I was in my Diversity class and gritting my teeth through some things, and I felt that it was important for me to give my background so that you understand me as not sensitive to diversity or understanding of others. The very fact that I have to do this is a confirmation of my own criticism. However, as I was preparing to do it on social media, I realized that this is relevant to the pursuit of happiness, as well.
Let me begin by saying that there is a difference between diversity and politics. I think as you hear about certain aspects of my life and current activities, you will come to see that, too.
I began noticing that there is no such thing as "micro aggressions" against white men, last week. Then, in the class tonight when talking about creating a "culturally responsive teaching" classroom, there was books and videos and activities for many different groups... none white.
Now, let's back up and talk about my past and present, so you get a picture of myself. While it is true that where I grew up there was no other races (which can be said of many other racial communities), I would go into the military quickly after school where the majority of my peers were minorities. I had a lot of friends in the military that were another race. Over my different career positions, I developed other similar connections. In the IRS, I was friends with another "Kenneth" that was black. In other jobs.. IBM, Sutherland, etc, I had similar friends, including after I moved to Florida following my divorce my first job was at the Tampa Housing Authority where my office neighbor was a great black man. I current work among black teachers at a school with no white students for the advancement of my minority students to their highest potential.
Leaving race, let's talk about gender and LGBTQ. I have had many gay and trans friends over my years and have some examples of that of which I cannot speak to protect their privacy. Indeed, there was a period when I was married to my Hungarian witch ex wife who had problems with masculinity due to her past when I was filling a very soft and sensitive role to adapt to her... a sensitivity that might have contributed to her loss of interest and educated me about the difference between friendship and interest but that is another story... that I questioned my own masculinity and for a period explored my more soft and sensitive side. If you go to Amazon and search for Kimberly Clifton you can find several books written in that period that might surprise you.

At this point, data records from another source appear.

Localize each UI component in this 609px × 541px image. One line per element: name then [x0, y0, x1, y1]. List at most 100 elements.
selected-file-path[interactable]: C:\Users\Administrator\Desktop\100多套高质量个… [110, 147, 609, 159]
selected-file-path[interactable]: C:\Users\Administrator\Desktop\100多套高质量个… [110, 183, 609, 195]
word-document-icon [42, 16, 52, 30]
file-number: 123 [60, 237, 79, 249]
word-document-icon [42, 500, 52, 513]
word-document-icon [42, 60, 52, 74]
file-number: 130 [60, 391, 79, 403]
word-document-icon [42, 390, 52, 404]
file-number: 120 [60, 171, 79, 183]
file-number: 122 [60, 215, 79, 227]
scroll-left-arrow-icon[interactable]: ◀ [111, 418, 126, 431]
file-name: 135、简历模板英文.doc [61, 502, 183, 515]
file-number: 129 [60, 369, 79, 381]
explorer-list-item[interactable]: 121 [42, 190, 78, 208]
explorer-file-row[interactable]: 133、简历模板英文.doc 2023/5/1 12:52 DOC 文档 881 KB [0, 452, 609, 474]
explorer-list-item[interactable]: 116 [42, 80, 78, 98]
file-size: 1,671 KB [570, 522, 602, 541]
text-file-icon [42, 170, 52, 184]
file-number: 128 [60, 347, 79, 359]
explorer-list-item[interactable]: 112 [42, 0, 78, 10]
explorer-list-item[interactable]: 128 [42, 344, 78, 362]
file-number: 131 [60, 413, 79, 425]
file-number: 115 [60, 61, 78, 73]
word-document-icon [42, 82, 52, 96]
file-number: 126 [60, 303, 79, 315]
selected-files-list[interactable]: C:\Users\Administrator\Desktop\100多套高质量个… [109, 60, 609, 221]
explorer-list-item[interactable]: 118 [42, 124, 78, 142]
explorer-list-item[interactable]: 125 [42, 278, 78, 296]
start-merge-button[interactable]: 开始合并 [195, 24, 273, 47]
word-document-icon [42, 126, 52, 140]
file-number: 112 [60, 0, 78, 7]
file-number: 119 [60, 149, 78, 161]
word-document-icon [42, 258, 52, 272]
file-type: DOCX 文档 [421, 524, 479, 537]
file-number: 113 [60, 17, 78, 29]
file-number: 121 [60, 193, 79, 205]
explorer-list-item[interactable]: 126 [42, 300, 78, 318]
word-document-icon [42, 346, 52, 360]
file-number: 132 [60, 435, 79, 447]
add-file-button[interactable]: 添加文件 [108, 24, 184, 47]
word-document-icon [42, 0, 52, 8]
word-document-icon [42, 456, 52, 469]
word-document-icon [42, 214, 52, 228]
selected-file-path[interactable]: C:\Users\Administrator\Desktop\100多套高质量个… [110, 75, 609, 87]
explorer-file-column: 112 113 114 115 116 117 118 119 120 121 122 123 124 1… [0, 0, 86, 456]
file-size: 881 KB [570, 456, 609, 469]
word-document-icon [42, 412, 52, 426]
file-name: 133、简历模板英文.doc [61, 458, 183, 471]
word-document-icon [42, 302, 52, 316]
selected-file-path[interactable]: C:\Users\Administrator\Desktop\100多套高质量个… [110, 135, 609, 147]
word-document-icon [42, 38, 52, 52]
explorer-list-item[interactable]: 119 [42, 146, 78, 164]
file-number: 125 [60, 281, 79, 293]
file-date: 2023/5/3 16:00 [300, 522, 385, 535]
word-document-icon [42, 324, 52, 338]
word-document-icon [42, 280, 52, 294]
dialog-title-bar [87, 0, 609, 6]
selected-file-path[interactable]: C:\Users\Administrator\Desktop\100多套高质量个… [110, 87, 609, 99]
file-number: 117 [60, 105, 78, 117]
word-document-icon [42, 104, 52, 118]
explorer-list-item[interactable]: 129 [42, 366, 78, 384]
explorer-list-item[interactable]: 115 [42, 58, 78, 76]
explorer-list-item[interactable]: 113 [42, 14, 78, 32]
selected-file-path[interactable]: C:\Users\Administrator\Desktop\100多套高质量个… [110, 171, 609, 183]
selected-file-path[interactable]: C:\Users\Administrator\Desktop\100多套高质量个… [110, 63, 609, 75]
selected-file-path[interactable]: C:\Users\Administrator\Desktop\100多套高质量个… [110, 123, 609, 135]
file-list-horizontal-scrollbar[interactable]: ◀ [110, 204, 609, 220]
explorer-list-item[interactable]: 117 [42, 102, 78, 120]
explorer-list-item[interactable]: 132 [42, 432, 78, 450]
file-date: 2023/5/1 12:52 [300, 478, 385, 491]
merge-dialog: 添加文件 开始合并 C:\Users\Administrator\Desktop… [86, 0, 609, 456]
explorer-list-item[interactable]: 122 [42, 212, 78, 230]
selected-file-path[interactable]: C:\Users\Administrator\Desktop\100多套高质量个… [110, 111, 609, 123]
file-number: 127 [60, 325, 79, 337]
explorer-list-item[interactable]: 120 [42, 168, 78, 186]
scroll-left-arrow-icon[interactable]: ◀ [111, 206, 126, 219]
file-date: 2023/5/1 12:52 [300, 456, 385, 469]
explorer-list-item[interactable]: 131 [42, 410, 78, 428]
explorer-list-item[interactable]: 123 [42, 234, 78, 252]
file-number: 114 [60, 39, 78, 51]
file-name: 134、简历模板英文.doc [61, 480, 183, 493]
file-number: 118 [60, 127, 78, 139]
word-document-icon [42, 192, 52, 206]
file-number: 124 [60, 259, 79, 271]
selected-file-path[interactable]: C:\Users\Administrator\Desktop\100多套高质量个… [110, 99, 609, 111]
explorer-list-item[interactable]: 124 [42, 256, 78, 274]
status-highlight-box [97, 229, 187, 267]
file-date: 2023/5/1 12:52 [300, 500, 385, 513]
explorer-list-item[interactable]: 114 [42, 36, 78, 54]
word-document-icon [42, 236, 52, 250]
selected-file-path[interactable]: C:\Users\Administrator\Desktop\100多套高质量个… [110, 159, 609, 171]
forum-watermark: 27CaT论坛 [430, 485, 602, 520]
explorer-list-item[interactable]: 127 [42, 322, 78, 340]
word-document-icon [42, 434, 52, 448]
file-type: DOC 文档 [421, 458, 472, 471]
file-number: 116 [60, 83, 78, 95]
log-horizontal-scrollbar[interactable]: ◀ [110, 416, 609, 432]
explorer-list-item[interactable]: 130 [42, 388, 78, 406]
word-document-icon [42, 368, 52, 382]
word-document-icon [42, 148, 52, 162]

Tonight in the class, we were talking about poverty, and I added my own perspective of periods of poverty in my life, and I was dismissed by the teacher as if I had nothing to contribute as a white male. Let's go over that. When I was growing up in my little town, we were very poor. I remember taking baths in the same bath water. All my clothes came from my brother or garage sales... like all of them. If we wanted to watch tv, I went outside and turned a big tv antenna with a pipe wrench to watch one of the few channels we could see, because we couldn't afford cable. But... that was only ONE period of poverty in my life. I have had to declare bankruptcy a few times in my life, caused by medical bills from child births or other medical things. I know very well the feeling of crushing debt. I have been on food stamps as recently as this summer. When I came to Tampa in 2020, I was living in a very poor area in a hotel that had bars and cages around it and you had to enter through the lobby, because of the crime. I was there for 6 months. I understand poverty, and it's one areas I lean left, because I know what it can be like and how hard it is to climb out.
So, I'd said that I DEFINITELY agree with welcoming the cultures of others and being diverse, but if we do not include the white and male culture in with the others we will only FUEL the exclusionary divides that we see growing now. We need to ALL accept the power of ALL others to make their own choices for their lives and respect their backgrounds and provide acceptance of positions that we do no share. I have friends of almost all positions, and they respect me because they know I will respect their passion, provide an objective ear, and accept them regardless of ... diversity.